The comments reflect how the experience of forcing compliance from children generates ethical
and moral dilemmas for nurses. Bioethicists Hodges, Svoboda & Van Howe (2002) emphasized
how heightened scrutiny is essential in situations where children, who are unlikely to be able to
provide meaningful consent, are subjected to prophylactic interventions such as immunization.

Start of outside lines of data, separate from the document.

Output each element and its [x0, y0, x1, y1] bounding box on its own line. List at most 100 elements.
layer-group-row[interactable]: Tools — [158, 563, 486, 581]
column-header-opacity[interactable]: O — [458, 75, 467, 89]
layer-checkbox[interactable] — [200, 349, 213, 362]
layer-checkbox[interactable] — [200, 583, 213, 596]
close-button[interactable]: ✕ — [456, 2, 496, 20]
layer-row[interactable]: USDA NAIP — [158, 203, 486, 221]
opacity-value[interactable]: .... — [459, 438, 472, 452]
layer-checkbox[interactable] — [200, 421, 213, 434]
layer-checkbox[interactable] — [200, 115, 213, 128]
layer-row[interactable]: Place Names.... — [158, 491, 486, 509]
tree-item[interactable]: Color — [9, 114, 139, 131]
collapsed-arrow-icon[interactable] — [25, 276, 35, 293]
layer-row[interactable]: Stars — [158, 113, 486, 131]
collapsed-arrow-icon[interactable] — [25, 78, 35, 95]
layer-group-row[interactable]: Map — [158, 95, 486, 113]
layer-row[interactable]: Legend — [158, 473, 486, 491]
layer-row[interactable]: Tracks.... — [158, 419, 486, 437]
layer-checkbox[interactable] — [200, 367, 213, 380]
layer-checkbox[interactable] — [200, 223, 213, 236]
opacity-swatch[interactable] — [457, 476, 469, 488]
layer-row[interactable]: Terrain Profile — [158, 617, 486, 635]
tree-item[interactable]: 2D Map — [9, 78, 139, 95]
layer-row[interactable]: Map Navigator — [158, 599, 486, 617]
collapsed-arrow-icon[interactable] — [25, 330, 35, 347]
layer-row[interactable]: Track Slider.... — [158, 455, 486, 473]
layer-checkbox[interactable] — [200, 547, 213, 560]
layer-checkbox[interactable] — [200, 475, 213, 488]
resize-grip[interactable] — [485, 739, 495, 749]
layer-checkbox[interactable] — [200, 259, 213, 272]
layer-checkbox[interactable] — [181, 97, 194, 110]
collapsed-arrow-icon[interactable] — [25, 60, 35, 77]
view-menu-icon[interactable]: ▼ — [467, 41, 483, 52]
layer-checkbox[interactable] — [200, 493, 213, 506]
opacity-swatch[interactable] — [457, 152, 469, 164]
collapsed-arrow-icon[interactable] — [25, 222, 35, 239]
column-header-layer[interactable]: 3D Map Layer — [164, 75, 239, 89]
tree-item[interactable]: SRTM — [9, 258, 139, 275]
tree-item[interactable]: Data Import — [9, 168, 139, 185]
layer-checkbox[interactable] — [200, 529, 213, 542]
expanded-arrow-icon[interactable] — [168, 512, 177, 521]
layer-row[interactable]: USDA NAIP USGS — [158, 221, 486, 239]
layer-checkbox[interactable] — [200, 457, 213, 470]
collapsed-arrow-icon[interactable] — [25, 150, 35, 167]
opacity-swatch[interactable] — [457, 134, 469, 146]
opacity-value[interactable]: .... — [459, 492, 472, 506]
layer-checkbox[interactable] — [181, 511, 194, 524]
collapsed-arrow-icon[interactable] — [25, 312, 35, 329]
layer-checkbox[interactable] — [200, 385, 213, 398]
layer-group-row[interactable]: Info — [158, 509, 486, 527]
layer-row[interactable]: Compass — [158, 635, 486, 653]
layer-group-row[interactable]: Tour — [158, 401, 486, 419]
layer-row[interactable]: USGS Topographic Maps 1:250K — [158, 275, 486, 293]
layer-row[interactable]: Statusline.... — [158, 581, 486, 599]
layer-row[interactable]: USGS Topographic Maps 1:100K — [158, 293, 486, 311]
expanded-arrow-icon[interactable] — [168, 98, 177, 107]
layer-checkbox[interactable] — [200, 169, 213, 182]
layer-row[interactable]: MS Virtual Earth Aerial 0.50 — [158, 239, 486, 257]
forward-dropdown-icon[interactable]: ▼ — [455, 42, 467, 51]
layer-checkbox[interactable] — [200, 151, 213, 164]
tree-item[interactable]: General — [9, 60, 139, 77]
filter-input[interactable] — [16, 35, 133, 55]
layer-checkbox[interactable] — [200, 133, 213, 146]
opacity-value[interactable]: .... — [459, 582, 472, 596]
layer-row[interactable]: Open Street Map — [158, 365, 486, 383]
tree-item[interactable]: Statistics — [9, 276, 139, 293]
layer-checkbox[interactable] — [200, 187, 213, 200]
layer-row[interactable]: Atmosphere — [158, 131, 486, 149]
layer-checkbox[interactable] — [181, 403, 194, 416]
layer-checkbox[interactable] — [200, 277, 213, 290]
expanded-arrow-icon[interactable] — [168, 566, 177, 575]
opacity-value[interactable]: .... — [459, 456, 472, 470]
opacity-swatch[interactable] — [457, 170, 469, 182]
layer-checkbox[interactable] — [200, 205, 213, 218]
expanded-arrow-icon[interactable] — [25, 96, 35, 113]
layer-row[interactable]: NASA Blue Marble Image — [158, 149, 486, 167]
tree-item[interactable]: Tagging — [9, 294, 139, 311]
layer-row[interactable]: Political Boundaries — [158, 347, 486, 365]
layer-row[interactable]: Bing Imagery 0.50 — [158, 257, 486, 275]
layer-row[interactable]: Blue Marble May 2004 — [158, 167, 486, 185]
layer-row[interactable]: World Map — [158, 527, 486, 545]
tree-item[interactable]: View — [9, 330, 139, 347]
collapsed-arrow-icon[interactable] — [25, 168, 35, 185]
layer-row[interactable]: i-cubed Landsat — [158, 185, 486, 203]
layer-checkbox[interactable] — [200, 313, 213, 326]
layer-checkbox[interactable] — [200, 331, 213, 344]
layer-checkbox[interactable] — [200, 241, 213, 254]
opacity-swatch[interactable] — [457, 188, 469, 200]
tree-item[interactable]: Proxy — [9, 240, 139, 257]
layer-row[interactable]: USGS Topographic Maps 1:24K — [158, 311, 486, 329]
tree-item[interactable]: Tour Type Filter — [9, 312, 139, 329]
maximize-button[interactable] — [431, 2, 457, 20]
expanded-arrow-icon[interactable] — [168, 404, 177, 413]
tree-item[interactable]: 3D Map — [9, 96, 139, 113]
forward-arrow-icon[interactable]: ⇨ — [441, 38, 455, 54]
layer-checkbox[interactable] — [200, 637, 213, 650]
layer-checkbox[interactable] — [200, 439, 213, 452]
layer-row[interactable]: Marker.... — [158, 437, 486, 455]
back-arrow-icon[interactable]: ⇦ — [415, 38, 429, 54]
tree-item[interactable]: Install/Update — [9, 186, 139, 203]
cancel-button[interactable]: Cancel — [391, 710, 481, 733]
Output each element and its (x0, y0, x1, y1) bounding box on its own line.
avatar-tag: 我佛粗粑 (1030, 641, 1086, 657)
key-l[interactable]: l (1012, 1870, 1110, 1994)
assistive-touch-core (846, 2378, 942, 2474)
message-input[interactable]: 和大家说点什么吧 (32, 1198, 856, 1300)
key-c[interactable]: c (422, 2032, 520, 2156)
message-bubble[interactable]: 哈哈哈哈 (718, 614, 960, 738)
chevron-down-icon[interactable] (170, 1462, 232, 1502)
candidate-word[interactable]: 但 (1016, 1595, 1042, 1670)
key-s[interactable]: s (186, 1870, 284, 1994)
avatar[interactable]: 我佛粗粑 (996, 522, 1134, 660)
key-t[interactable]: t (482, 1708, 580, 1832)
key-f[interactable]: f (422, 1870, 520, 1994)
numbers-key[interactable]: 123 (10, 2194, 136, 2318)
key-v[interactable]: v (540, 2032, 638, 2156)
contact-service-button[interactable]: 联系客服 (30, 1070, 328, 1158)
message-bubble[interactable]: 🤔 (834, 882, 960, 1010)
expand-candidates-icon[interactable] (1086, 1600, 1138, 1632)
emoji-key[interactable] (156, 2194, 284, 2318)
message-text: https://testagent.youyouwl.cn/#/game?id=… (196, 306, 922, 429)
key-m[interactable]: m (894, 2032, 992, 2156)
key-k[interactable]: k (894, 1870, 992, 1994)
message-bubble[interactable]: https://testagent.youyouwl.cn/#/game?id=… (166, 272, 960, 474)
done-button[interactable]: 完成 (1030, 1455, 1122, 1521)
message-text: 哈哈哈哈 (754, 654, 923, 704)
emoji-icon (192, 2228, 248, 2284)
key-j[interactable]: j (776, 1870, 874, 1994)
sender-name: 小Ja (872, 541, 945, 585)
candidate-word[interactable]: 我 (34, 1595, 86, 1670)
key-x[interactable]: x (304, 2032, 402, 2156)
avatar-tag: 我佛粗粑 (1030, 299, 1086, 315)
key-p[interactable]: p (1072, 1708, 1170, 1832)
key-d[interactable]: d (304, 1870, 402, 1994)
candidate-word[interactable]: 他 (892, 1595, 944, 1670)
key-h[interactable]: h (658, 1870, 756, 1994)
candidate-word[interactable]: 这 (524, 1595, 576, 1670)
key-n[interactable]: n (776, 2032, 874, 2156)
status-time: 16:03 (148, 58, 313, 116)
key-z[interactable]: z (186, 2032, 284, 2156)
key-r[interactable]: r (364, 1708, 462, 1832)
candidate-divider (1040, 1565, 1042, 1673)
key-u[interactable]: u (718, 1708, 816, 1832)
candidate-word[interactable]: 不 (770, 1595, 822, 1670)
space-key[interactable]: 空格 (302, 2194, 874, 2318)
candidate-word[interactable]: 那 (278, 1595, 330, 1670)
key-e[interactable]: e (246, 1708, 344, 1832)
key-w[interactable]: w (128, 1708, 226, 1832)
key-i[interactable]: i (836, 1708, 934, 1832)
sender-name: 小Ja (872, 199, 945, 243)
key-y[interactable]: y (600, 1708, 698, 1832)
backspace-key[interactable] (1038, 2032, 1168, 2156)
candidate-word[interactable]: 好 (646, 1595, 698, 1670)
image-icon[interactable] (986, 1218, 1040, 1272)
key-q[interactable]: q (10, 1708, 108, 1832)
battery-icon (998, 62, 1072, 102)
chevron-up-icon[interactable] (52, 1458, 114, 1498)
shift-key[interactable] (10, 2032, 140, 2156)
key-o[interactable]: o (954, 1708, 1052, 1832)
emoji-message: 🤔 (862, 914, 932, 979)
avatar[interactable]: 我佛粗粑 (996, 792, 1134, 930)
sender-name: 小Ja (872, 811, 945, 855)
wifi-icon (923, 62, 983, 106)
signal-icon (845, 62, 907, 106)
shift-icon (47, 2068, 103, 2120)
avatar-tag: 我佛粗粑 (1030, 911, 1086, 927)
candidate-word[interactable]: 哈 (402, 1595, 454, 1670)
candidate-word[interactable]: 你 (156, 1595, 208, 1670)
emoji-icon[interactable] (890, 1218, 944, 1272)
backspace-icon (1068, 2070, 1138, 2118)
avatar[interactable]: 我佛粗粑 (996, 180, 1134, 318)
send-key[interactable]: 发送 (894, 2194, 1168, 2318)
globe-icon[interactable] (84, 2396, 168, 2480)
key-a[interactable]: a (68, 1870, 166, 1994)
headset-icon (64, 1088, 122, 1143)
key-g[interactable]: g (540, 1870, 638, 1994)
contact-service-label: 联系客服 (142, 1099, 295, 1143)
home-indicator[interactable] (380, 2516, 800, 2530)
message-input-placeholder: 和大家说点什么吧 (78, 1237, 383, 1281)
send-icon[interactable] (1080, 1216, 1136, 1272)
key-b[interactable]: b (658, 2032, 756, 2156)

And yet, the issue may not be formally addressed with explicit policies and procedures in the
practice arena. With the exception of the present study, the literature has not yet begun to
acknowledge that a problem exists.
Nurses’ descriptions of their memories of immunizing needle resistant children were consistent
with the moral distress Gunther and Thomas (2006) described in their exploration of patient care
events that were unforgettable to nurses. In both studies, nurses wondered whether they could or
should have done things differently even years later. Descriptions of their memories in the
present study also reflected a sense of powerlessness. Feelings of moral distress, powerlessness,
anxiety and anger all contribute to the stress and burnout Thomas (2009) identified as a
persistent issue among nurses. However, nurses’ stress related to immunizing needle resistant
children has not previously been included in discussions of moral distress.
This article presented findings from a naturalistic action research study that explored nurses’
perceptions of immunizing frightened and resistant children. In contrast to other studies that
focused mainly on recipients of vaccines, this project extends existing knowledge by describing
nurses’ reflections on their own experiences with immunizing by identifying four overarching
themes. This research found nurses experience stress when immunizing children who fear and
resist needle injection, the strength of child resistance and some adult behaviour creates an
ethical dilemma for nurses, some adult responses make immunizing difficult and unsafe and
resources to help nurses cope with these situations are inconsistent. This article calls for the
creation of more opportunities to explore whether or not immunizing needle resistant children is
a problem for other nurses. Articulating that a problem exists, that needle procedures are often
stressful and that the experience can leave nurses feeling morally and ethically conflicted is an
important first step. Further study could lead to more consistent support for nurses who are
responsible for immunizing children and to more positive outcomes for all.